Mieli sembra dipingere una forma di partecipazione pubblica extraparlamentare come un male assoluto. A me sembra invece che la politica al di fuori dei partiti cosa loro possa dare un contributo importante alla vita politica del Paese. Un non allontanamento. Non ci sono molti mezzi di partecipazione. Non lo è pienamente il poter mettere una croce su un nome primariamente promosso dalle oligarchie, scelto a discapito di altri quattro competitors di facciata, più complementari che alternativi.

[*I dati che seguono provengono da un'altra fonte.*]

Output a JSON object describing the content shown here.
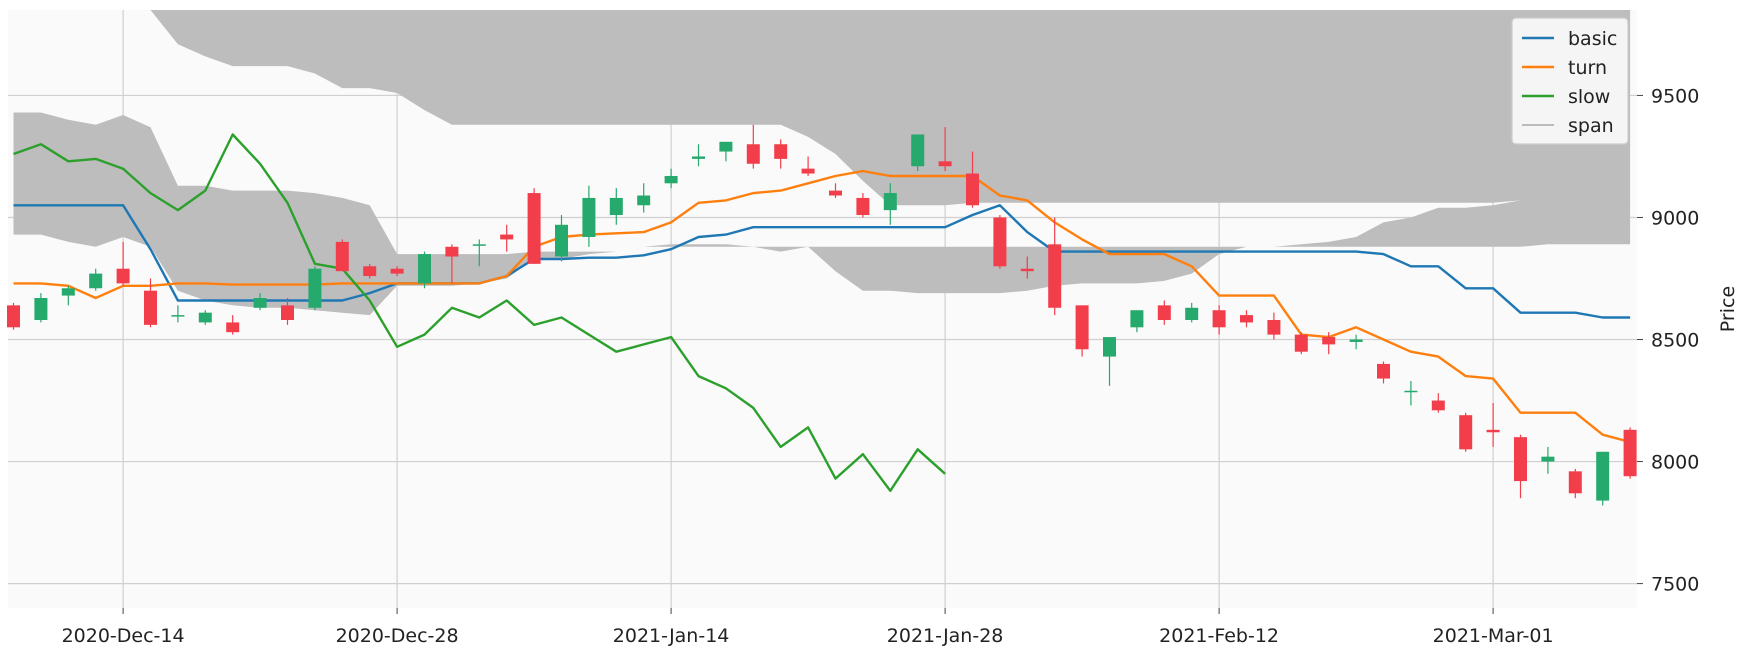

Crede che il “Grillismo” non abbia sbocco pratico e che non dia una soluzione complessa a problemi complessi con cui ci si trova a confrontarsi oggi. E’ una semplificazione, ma lo è anche mistificarne il contenuto e l’approccio operativo (la raccolta di firme per un disegno di legge popolare) per guardarne il contenitore, una parolaccia.

Tante sono le domande e le critiche poste dal pubblico. Molti docenti universitari, tutti concordi nel ritenere l’azione innovativa di Grillo come un punto di partenza e di sviluppo, non solo di richiesta, di una buona politica, anche verso questo governo.

Mieli resta infine schierato in difesa ma ammette di essersi pentito per la dichiarazione di voto in un suo celebre editoriale del 2006. Il Paese, chiosa il direttore, preferisce la furbizia di chi lascia intendere tra le righe. Il Paese, direttore, chiede di essere ascoltato. Chiede partecipazione. Iperpolitica.